Philip Marion
Docteure, en co-direction à l’Université de Paris IV et à l’EHESS
Chargée de TD à l’Université de Paris IV
Coordonnées professionnelles
marion.philip.1@paris-sorbonne.fr
La sexualité légitime comme privilège. Masculinités parisiennes à l’époque moderne (1600-1750), sous la co-direction de François-Joseph Ruggiu (Université de Paris IV) et de Sylvie Steinberg (EHESS).
Thèse dirigée par François-Joseph Ruggiu (Université de Paris IV) et de Sylvie Steinberg (EHESS), soutenue le 2 décembre 2022, devant un jury composé d’Anne Bonzon (Université de Paris 8), Marie Houllemare (Université de Genève), Ulrike Krampl (Université de Tours) et Didier Lett (Université de Paris Cité).
Résumés :
La Réforme catholique a marqué le xviie siècle par sa promotion du sacrement du mariage. L’État mène une politique parallèle d’encadrement de la sexualité et du mariage garantissant l’autorité paternelle sur le destin matrimonial de ses dépendants. À l’austérité de ce siècle s’oppose la « libération sexuelle » du xviiie siècle, dont profitent majoritairement les hommes. La sexualité s’échappe progressivement des contraintes morales qui faisaient du mariage le seul lieu légitime de la sexualité. Ces évolutions ont façonné le rapport des hommes à la sexualité entre 1600-1750.
Cette enquête permet de préciser cette chronologie. Elle prend appui principalement sur les archives de l’officialité diocésaine de Paris, qui documentent la sexualité de Parisiens issus de catégories sociales diverses : de clercs et de laïcs, de célibataires et d’hommes mariés. Ce corpus a été confronté à un ensemble de textes médicaux, moraux et juridiques, d’œuvres pornographiques, de chansons, de proverbes et d’iconographie.

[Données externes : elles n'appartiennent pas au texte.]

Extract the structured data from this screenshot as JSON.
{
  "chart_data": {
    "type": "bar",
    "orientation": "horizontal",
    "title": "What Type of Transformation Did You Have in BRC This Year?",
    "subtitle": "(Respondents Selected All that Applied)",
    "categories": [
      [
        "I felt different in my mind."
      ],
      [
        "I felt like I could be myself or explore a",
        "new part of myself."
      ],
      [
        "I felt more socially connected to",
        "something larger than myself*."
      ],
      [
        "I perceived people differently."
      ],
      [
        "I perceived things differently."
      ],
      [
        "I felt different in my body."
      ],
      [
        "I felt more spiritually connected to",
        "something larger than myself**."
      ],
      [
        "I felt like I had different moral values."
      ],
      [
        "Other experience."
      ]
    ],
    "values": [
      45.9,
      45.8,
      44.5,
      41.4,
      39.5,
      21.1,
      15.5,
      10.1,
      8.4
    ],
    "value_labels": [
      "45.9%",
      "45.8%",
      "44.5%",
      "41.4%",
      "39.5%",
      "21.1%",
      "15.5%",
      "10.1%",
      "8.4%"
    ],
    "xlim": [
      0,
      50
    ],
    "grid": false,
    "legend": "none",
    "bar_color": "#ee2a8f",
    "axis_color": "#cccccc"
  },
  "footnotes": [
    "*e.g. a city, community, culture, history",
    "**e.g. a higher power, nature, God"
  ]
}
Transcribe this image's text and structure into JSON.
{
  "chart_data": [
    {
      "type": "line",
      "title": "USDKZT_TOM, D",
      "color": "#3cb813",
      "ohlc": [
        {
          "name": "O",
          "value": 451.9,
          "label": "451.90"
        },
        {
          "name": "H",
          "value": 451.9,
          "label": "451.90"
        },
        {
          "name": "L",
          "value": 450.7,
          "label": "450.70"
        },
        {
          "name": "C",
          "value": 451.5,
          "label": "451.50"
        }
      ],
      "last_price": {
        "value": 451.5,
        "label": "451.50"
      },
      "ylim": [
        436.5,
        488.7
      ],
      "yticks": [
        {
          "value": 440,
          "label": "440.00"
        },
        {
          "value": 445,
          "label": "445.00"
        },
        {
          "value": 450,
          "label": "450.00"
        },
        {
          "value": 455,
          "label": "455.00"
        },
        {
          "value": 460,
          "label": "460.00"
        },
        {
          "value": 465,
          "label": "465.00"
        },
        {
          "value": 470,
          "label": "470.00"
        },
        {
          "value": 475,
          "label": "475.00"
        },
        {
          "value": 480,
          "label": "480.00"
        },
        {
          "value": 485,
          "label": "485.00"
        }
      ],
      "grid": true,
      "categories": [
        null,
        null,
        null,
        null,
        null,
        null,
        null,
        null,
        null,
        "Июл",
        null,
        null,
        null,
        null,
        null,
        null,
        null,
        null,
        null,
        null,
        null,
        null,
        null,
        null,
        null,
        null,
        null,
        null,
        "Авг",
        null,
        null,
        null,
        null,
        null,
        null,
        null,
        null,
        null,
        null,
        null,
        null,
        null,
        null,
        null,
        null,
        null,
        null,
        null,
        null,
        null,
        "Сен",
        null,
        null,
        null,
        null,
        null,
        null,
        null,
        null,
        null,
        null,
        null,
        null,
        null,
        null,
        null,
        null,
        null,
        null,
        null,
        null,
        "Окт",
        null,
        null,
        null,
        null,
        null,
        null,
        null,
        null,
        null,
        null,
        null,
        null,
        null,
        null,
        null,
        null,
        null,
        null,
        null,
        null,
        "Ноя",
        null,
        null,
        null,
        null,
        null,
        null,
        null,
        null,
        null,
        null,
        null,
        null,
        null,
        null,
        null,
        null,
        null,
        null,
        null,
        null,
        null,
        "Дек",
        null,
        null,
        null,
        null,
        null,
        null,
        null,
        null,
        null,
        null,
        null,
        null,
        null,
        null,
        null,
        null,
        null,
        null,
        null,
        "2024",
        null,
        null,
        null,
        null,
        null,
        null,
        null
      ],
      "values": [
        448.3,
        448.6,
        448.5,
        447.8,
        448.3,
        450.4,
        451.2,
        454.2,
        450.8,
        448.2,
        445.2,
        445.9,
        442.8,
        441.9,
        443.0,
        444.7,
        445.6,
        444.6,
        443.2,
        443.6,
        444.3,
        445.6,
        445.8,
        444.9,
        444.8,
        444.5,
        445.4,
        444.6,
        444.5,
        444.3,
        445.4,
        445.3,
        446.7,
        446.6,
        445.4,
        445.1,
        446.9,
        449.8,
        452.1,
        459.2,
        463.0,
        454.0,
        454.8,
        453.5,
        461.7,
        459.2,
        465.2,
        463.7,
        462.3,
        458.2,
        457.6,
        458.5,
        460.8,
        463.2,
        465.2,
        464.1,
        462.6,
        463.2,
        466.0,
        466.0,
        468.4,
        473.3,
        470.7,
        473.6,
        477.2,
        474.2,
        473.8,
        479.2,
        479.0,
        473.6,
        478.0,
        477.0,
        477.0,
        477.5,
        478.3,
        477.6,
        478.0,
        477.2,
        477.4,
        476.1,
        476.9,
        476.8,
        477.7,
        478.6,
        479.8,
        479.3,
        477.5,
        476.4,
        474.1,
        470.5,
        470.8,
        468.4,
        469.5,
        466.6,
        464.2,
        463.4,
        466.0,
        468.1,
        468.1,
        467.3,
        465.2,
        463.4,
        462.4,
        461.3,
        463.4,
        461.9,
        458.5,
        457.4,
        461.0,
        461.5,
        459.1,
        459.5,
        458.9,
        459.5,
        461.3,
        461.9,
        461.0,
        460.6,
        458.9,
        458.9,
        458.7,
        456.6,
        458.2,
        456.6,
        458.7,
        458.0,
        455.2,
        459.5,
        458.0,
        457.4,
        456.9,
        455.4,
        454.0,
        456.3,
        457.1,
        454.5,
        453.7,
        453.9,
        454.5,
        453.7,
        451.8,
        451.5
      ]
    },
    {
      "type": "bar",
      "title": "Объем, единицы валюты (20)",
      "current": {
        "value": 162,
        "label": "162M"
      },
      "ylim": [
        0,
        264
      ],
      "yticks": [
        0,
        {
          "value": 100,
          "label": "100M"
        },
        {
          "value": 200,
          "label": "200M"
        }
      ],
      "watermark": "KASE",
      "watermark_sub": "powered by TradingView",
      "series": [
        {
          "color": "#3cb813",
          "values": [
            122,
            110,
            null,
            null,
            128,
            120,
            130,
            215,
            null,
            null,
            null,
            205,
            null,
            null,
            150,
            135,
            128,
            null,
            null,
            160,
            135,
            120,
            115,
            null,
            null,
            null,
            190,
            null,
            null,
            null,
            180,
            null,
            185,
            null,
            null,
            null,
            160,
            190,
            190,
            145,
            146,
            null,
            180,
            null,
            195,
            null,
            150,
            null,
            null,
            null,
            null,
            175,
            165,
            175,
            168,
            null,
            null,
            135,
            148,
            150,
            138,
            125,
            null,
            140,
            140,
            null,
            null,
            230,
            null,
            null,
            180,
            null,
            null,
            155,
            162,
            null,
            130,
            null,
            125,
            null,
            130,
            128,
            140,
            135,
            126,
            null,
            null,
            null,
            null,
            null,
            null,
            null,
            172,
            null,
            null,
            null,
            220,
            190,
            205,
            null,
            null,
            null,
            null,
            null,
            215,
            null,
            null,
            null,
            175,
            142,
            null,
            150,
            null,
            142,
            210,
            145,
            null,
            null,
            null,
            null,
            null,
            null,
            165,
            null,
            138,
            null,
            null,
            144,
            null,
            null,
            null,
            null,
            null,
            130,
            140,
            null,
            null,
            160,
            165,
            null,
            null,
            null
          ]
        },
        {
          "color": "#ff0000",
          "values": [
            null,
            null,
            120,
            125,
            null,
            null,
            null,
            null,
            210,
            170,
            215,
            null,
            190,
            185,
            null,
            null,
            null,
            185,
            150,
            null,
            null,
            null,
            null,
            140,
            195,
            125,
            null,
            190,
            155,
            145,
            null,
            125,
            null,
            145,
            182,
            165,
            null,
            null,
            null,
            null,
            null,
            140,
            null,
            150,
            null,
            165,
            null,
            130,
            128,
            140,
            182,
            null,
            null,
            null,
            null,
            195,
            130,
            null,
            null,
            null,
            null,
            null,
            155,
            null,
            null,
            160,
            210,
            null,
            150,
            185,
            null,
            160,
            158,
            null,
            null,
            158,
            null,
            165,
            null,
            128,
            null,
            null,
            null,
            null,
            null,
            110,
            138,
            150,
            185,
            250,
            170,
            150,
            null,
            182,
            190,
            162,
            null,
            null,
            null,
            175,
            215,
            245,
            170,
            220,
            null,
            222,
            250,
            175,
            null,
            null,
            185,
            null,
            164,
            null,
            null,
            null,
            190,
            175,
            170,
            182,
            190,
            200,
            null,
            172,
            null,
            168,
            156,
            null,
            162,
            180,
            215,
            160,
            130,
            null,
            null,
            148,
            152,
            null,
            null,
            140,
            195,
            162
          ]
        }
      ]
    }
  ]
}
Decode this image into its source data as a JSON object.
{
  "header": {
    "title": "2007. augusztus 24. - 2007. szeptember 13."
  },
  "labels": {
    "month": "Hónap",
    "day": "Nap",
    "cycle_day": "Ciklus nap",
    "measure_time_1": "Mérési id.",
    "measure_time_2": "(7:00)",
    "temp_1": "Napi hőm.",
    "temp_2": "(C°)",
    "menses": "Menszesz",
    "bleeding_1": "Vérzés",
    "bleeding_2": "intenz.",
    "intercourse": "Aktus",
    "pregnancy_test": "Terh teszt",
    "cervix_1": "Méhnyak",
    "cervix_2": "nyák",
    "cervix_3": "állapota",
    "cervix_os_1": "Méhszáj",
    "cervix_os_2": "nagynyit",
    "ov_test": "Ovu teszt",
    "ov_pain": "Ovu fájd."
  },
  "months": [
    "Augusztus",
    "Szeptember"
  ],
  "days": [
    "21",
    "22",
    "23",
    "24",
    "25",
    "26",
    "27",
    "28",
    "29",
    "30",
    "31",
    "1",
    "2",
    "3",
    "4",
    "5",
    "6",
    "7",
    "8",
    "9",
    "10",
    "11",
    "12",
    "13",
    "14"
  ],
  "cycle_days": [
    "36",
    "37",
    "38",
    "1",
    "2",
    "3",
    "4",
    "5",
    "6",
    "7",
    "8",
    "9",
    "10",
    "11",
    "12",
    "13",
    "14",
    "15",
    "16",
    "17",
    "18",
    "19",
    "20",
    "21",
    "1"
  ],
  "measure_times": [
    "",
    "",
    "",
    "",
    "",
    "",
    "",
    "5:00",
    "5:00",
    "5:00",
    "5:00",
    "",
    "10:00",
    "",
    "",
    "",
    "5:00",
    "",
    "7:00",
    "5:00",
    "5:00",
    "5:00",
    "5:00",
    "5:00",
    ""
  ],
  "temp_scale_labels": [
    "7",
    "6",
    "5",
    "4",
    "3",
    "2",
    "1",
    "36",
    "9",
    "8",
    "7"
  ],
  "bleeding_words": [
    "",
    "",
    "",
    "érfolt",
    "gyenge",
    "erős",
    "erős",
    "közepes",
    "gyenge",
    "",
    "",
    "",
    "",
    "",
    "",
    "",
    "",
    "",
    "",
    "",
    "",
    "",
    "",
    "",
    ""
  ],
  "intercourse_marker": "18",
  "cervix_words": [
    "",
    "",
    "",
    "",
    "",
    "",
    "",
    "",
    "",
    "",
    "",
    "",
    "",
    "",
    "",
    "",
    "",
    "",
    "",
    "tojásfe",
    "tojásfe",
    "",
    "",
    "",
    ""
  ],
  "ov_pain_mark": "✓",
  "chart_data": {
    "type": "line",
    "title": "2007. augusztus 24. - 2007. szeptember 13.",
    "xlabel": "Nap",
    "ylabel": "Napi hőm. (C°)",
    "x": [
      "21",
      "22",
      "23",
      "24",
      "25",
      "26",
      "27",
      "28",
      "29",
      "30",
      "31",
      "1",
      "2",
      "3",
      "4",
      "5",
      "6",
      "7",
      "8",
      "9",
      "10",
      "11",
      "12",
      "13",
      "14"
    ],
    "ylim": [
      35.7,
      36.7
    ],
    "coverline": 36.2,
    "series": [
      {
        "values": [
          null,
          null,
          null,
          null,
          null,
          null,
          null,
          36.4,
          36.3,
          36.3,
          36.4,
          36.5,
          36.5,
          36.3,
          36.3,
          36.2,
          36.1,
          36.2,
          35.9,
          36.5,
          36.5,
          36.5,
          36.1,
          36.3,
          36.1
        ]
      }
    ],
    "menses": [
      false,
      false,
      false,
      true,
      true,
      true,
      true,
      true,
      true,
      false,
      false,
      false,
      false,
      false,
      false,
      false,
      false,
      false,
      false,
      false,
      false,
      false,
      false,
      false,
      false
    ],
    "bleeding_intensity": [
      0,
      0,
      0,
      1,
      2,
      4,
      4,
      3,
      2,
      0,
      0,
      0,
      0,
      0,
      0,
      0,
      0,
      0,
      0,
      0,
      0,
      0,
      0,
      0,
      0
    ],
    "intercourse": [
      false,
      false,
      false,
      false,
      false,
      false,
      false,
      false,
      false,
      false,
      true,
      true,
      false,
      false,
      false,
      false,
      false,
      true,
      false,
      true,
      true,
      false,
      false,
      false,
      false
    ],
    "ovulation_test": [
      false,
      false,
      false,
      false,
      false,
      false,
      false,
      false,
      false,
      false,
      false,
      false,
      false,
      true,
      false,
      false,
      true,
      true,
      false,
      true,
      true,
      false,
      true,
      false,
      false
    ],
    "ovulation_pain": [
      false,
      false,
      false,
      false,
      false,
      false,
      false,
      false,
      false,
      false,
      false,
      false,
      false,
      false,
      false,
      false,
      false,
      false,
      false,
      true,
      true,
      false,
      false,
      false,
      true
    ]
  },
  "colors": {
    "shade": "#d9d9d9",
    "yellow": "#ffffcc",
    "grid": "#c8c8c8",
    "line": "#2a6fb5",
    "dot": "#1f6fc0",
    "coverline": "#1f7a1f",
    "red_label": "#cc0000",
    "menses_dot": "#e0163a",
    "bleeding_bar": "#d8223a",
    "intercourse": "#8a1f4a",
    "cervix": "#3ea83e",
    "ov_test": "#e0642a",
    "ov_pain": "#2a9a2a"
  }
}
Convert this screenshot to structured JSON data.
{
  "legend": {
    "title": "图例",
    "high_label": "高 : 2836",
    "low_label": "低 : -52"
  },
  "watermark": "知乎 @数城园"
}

Trois axes guident cette étude. Elle montre d’abord que le mariage est un modèle attractif au xviie siècle, notamment parce qu’il permet d’accéder à une sexualité légitime qui n’entame pas les chances de salut, mais dont l’accès est de plus en plus contrôlé par des figures patriarcales (père, maître et capitaine). Elle analyse ensuite la fragilité des masculinités maritales, dont la puissance domestique est indexée à l’exercice d’une conduite sexuelle exemplaire. Elle décrit enfin le rapport qu’entretiennent les hommes célibataires, laïcs et ecclésiastiques, à la sexualité illégitime, ce qu’elle dit de leur relation aux femmes, mais aussi aux autres hommes.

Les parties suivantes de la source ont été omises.